Forecast in these diseases is unfavorable. More often, if left untreated, it is fatal. The prognosis for drug-induced pemphigus may be positive with discontinuation of the drug and a short course of immunosuppressants.

There are cases in which, after discontinuation of drugs, remission lasted more than one year and even for life. According to studies at the University of Pennsylvania, 10% of dog cases ended in long-term remission after drug withdrawal. Similar results were obtained by scientists at the University of North Carolina. Other researchers noted long-term remission after discontinuation of drugs in 40-70% of cases.

The highest mortality rate (90%) was found in patients during the first year of the disease.

Cats have a better prognosis for this disease than dogs. Cats with pemphigus have a higher survival rate and fewer cats relapse after all drugs are stopped.

Private clinical case

Anamnesis . Dog breed Black Russian Terrier, 45 kg. The first symptoms appeared at the age of 7. First, the mucous membranes of the eyes became inflamed, then, after a few days, the dog refused to eat. Inflammation of the gums was found. At the same time, lesions (pustules) appeared on the crumbs of the paws and the back of the nose. An increase in temperature and a depressed state of the animal were noted.

Cytological and histological studies of pustules taken from the crumbs of the paws and the back of the nose were carried out. As a result, a diagnosis of Pemphigus foliaceus was made.

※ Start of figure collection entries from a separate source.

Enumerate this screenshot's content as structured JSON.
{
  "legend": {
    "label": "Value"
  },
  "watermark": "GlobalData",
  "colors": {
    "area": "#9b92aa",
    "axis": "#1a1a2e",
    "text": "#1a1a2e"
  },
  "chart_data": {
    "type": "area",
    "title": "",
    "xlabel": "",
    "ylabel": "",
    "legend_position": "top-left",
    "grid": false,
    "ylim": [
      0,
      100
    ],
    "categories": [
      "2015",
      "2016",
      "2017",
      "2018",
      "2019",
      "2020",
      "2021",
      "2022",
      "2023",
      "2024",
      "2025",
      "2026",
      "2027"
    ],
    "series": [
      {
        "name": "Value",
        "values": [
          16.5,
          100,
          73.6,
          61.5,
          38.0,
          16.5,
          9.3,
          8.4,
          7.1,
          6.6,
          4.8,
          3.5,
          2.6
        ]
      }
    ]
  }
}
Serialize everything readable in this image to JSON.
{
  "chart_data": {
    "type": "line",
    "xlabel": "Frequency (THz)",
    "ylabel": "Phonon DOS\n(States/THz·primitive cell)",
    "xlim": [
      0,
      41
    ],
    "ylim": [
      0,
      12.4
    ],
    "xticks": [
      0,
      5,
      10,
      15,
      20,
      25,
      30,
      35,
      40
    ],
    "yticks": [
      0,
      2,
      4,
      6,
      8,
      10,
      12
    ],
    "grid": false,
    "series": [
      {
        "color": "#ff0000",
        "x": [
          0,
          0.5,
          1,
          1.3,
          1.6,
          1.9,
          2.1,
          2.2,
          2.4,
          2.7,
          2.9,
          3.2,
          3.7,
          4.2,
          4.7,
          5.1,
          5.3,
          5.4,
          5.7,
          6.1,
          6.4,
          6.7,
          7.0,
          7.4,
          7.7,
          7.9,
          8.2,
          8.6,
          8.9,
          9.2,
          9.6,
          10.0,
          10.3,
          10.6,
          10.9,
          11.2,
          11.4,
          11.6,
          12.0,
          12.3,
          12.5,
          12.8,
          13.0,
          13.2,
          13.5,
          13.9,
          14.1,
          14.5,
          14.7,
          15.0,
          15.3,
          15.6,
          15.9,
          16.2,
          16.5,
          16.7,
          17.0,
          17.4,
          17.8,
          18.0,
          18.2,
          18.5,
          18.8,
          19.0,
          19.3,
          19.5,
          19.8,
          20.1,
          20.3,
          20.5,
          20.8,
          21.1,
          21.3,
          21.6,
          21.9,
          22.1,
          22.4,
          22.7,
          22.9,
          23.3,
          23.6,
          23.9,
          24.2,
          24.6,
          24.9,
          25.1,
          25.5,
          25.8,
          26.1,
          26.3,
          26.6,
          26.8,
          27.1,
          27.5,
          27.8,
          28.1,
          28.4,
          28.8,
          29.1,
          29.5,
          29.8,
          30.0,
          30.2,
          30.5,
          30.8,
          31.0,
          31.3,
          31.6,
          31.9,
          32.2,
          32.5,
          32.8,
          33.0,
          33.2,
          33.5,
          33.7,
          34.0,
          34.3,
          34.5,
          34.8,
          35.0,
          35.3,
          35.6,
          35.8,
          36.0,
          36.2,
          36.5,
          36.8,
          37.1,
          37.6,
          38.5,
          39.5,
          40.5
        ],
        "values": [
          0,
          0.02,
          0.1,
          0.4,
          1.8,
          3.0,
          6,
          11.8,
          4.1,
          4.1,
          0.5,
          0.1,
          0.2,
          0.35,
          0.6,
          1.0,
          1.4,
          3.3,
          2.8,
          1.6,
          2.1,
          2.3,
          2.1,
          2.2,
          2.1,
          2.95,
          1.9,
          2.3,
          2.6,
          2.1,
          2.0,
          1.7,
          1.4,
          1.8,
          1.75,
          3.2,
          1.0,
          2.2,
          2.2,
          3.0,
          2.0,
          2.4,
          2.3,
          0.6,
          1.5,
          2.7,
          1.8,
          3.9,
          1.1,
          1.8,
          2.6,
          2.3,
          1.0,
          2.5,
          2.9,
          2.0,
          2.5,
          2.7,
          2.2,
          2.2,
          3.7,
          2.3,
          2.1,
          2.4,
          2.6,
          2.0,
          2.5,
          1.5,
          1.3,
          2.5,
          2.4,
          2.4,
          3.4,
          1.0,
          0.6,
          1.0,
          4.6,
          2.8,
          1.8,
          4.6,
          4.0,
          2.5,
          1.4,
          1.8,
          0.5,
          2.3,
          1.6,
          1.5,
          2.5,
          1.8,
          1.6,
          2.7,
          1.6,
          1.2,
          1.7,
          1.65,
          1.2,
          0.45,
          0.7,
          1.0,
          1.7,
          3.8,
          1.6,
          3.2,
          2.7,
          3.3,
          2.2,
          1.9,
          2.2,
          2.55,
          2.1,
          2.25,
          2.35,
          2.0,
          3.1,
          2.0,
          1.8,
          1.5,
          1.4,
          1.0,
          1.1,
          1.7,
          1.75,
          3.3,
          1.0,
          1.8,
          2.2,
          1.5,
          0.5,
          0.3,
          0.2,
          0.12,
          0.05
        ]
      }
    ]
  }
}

Prednisolone was used for treatment at a dose of 25 mg every 24 hours for 4 days. Then within a week the dose was increased to 45 mg. Prednisolone was co-administered with Potassium Orotate (500 mg) orally. A week later, the dose of Prednisolone was gradually (over two weeks) reduced to 5 mg every 24 hours. And then, after 3 months - up to 5 mg - every 48 hours. Locally, tampons moistened with Miramistin solution were used to treat the areas of skin damaged by pustules, after drying in air - Terramycin-spray, followed by application of Akriderm Genta ointment. At the same time, protective bandages and special shoes were used constantly, until the paw pads were completely healed. Due to the regular occurrence of symptoms such as alopecia, depigmentation, the appearance of erythematous spots, etc., vitamin E (100 mg 1 time per day) was prescribed. As a result of this treatment, a stable remission was achieved within a year and a half. The dog is under supervision.